To struggle against the chauvinism of the working masses of a nation which is a great power by recognizing “the right of nations to self-determination” is the same as to struggle against this chauvinism by recognizing the right of the oppressed “fatherland” to defend itself.

7. Diversion of the proletariat’s attention towards the solution of “national” problems becomes extraordinarily harmful, especially now, when the question of mobilizing the proletariat’s forces on a world scale, in international struggle to overthrow capitalism, has been posed for action. The task of Social Democracy at the present moment is propaganda for an attitude of indifference to “the fatherland,” “the nation,” and so on. This by no means presupposes a “state” formulation of the question (protests against “dismemberment”), but, on the contrary, poses it in a sharply pronounced revolutionary way with regard to state power and the entire capitalist system.
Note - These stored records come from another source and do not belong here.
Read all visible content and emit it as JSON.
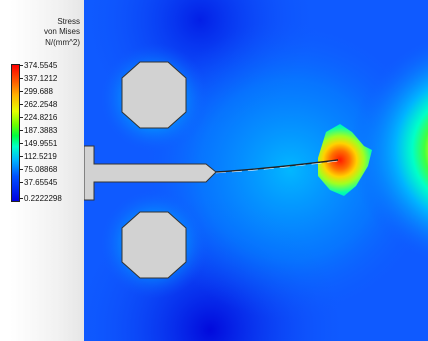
{
  "legend": {
    "title_line1": "Stress",
    "title_line2": "von Mises",
    "title_line3": "N/(mm^2)",
    "values": [
      "374.5545",
      "337.1212",
      "299.688",
      "262.2548",
      "224.8216",
      "187.3883",
      "149.9551",
      "112.5219",
      "75.08868",
      "37.65545",
      "0.2222298"
    ],
    "colors": {
      "max": "#ff0000",
      "high": "#ffb000",
      "mid": "#6cff00",
      "low_mid": "#00ffc8",
      "low": "#0050ff",
      "min": "#0000e0"
    }
  },
  "plot": {
    "background_color": "#0f5aff",
    "part_color": "#d2d2d2",
    "crack_color": "#222222"
  }
}
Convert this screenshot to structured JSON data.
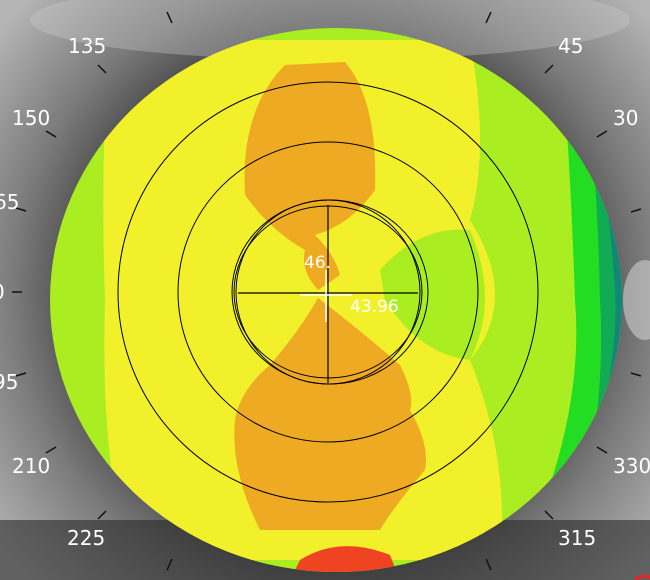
{
  "colors": {
    "background_skin": "#4a4a4a",
    "sclera_bright": "#d8d8d8",
    "map_orange": "#eeaa22",
    "map_yellow": "#f2f02a",
    "map_lime": "#aaee22",
    "map_green": "#22dd22",
    "map_darkgreen": "#11aa55",
    "map_teal": "#118877",
    "map_red": "#ee4422",
    "ring_stroke": "#000000",
    "text": "#ffffff"
  },
  "axis_labels": {
    "a135": "135",
    "a45": "45",
    "a150": "150",
    "a30": "30",
    "a165": "65",
    "a180": "0",
    "a195": "95",
    "a210": "210",
    "a330": "330",
    "a225": "225",
    "a315": "315"
  },
  "readings": {
    "vertical": "46.",
    "horizontal": "43.96"
  }
}
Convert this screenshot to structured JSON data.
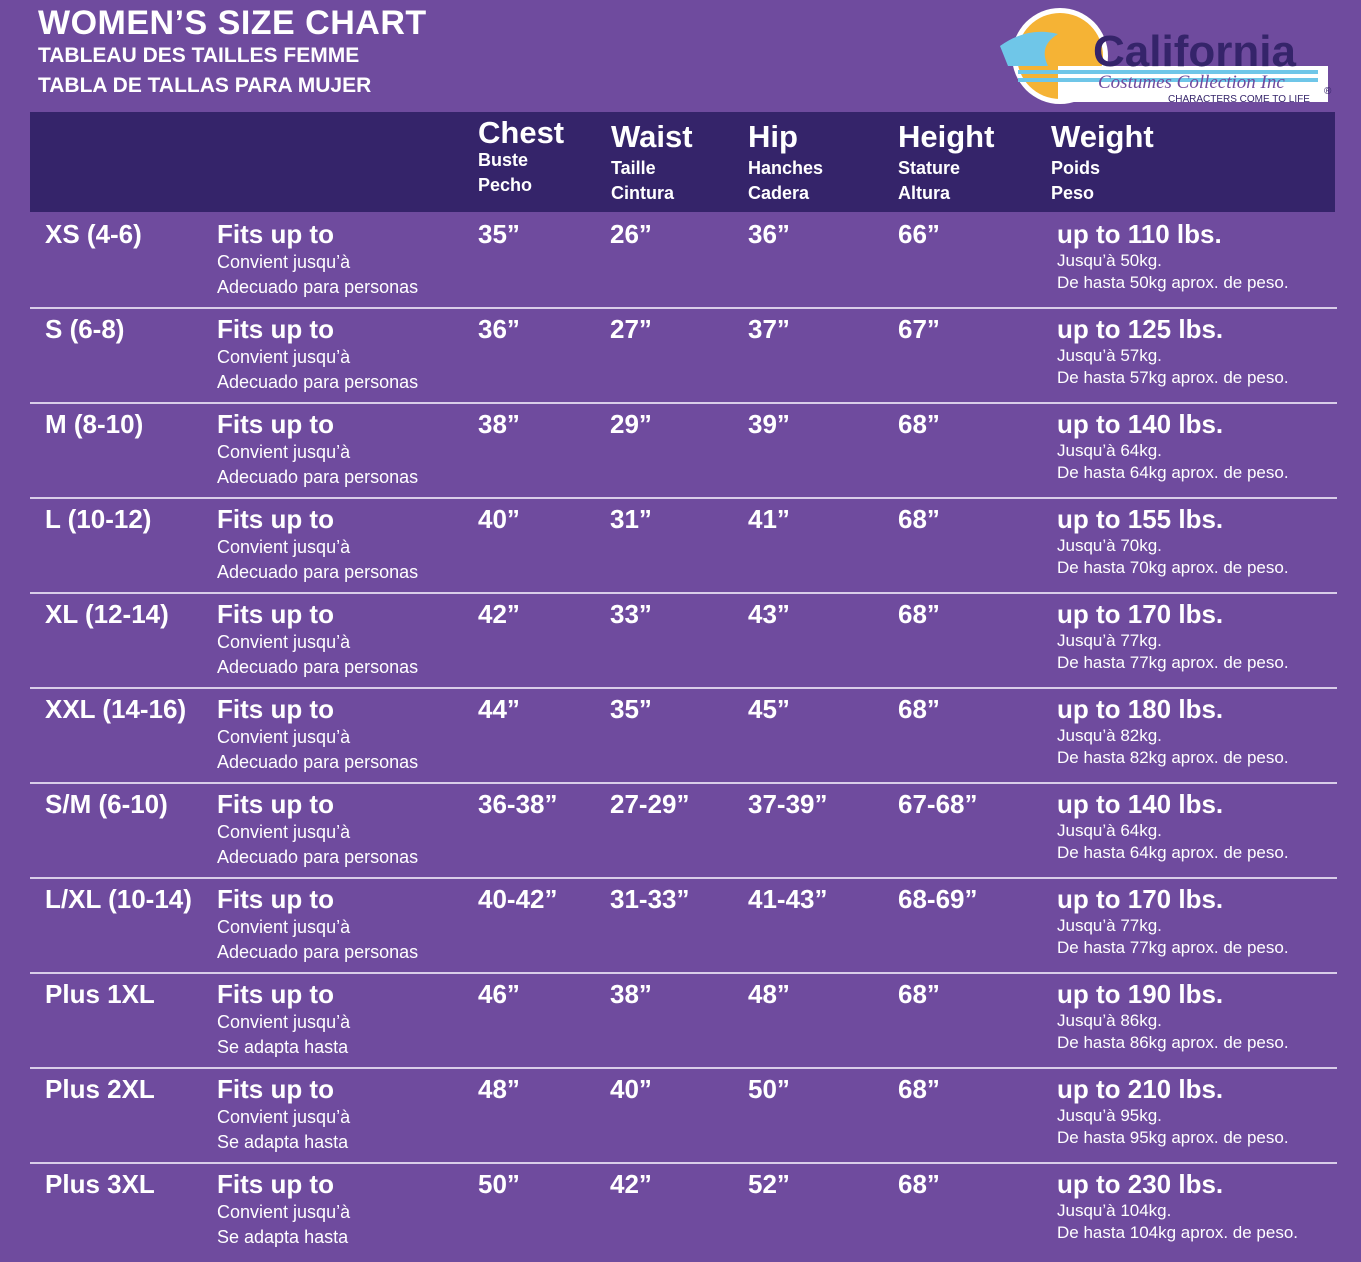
{
  "title": "WOMEN’S SIZE CHART",
  "subtitle_fr": "TABLEAU DES TAILLES FEMME",
  "subtitle_es": "TABLA DE TALLAS PARA MUJER",
  "logo": {
    "text": "California",
    "script": "Costumes Collection Inc",
    "tagline": "CHARACTERS COME TO LIFE",
    "mark": "®"
  },
  "colors": {
    "background": "#6f4b9e",
    "header": "#35246a",
    "logo_sun": "#f5b335",
    "logo_wave": "#6fc6e8",
    "logo_text": "#35246a"
  },
  "columns": [
    {
      "en": "Chest",
      "fr": "Buste",
      "es": "Pecho"
    },
    {
      "en": "Waist",
      "fr": "Taille",
      "es": "Cintura"
    },
    {
      "en": "Hip",
      "fr": "Hanches",
      "es": "Cadera"
    },
    {
      "en": "Height",
      "fr": "Stature",
      "es": "Altura"
    },
    {
      "en": "Weight",
      "fr": "Poids",
      "es": "Peso"
    }
  ],
  "rows": [
    {
      "size": "XS (4-6)",
      "fit_en": "Fits up to",
      "fit_fr": "Convient jusqu’à",
      "fit_es": "Adecuado para personas",
      "chest": "35”",
      "waist": "26”",
      "hip": "36”",
      "height": "66”",
      "w_en": "up to 110 lbs.",
      "w_fr": "Jusqu’à 50kg.",
      "w_es": "De hasta 50kg aprox. de peso."
    },
    {
      "size": "S (6-8)",
      "fit_en": "Fits up to",
      "fit_fr": "Convient jusqu’à",
      "fit_es": "Adecuado para personas",
      "chest": "36”",
      "waist": "27”",
      "hip": "37”",
      "height": "67”",
      "w_en": "up to 125 lbs.",
      "w_fr": "Jusqu’à 57kg.",
      "w_es": "De hasta 57kg aprox. de peso."
    },
    {
      "size": "M (8-10)",
      "fit_en": "Fits up to",
      "fit_fr": "Convient jusqu’à",
      "fit_es": "Adecuado para personas",
      "chest": "38”",
      "waist": "29”",
      "hip": "39”",
      "height": "68”",
      "w_en": "up to 140 lbs.",
      "w_fr": "Jusqu’à 64kg.",
      "w_es": "De hasta 64kg aprox. de peso."
    },
    {
      "size": "L (10-12)",
      "fit_en": "Fits up to",
      "fit_fr": "Convient jusqu’à",
      "fit_es": "Adecuado para personas",
      "chest": "40”",
      "waist": "31”",
      "hip": "41”",
      "height": "68”",
      "w_en": "up to 155 lbs.",
      "w_fr": "Jusqu’à 70kg.",
      "w_es": "De hasta 70kg aprox. de peso."
    },
    {
      "size": "XL (12-14)",
      "fit_en": "Fits up to",
      "fit_fr": "Convient jusqu’à",
      "fit_es": "Adecuado para personas",
      "chest": "42”",
      "waist": "33”",
      "hip": "43”",
      "height": "68”",
      "w_en": "up to 170 lbs.",
      "w_fr": "Jusqu’à 77kg.",
      "w_es": "De hasta 77kg aprox. de peso."
    },
    {
      "size": "XXL (14-16)",
      "fit_en": "Fits up to",
      "fit_fr": "Convient jusqu’à",
      "fit_es": "Adecuado para personas",
      "chest": "44”",
      "waist": "35”",
      "hip": "45”",
      "height": "68”",
      "w_en": "up to 180 lbs.",
      "w_fr": "Jusqu’à 82kg.",
      "w_es": "De hasta 82kg aprox. de peso."
    },
    {
      "size": "S/M (6-10)",
      "fit_en": "Fits up to",
      "fit_fr": "Convient jusqu’à",
      "fit_es": "Adecuado para personas",
      "chest": "36-38”",
      "waist": "27-29”",
      "hip": "37-39”",
      "height": "67-68”",
      "w_en": "up to 140 lbs.",
      "w_fr": "Jusqu’à 64kg.",
      "w_es": "De hasta 64kg aprox. de peso."
    },
    {
      "size": "L/XL (10-14)",
      "fit_en": "Fits up to",
      "fit_fr": "Convient jusqu’à",
      "fit_es": "Adecuado para personas",
      "chest": "40-42”",
      "waist": "31-33”",
      "hip": "41-43”",
      "height": "68-69”",
      "w_en": "up to 170 lbs.",
      "w_fr": "Jusqu’à 77kg.",
      "w_es": "De hasta 77kg aprox. de peso."
    },
    {
      "size": "Plus 1XL",
      "fit_en": "Fits up to",
      "fit_fr": "Convient jusqu’à",
      "fit_es": "Se adapta hasta",
      "chest": "46”",
      "waist": "38”",
      "hip": "48”",
      "height": "68”",
      "w_en": "up to 190 lbs.",
      "w_fr": "Jusqu’à 86kg.",
      "w_es": "De hasta 86kg aprox. de peso."
    },
    {
      "size": "Plus 2XL",
      "fit_en": "Fits up to",
      "fit_fr": "Convient jusqu’à",
      "fit_es": "Se adapta hasta",
      "chest": "48”",
      "waist": "40”",
      "hip": "50”",
      "height": "68”",
      "w_en": "up to 210 lbs.",
      "w_fr": "Jusqu’à 95kg.",
      "w_es": "De hasta 95kg aprox. de peso."
    },
    {
      "size": "Plus 3XL",
      "fit_en": "Fits up to",
      "fit_fr": "Convient jusqu’à",
      "fit_es": "Se adapta hasta",
      "chest": "50”",
      "waist": "42”",
      "hip": "52”",
      "height": "68”",
      "w_en": "up to 230 lbs.",
      "w_fr": "Jusqu’à 104kg.",
      "w_es": "De hasta 104kg aprox. de peso."
    }
  ]
}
8. Therefore it follows that in no case and under no circumstances do we support the government of a great power that represses the insurrection or rebellion of an oppressed nation. At the same time, we do not mobilize proletarian forces under the slogan of “the right of nations to self-determination.” Our task in this case is to mobilize the forces of the proletariat of both nations (jointly with others) under the slogan of civil, class war for socialism and to propagandize against mobilization of forces under the slogan of “the right of nations to self-determination.”

9. In the case of non-capitalist countries or countries with an embryonic capitalism (for example, colonies), we can support the uprising of the popular masses as something that weakens the ruling classes on the European continent and that does not split the proletarian forces. This is so because, in this case (a) it is not a question of socialism; and (b) the forces mobilized here are not those of the international proletariat, but the national forces of the bourgeoisie, which objectively help the proletariat of the European continent.

10. Furthermore, the slogan of “the right to self-determination” does not concretely answer the question concerning a given nation.

11. An essential identity (“aid to imperialism”) does not flow from a formal similarity between the position developed in these theses and the position of Cunow und Konsorten [and company]. To base an objection on “aid” in this case means to go down the road paved by Kautsky.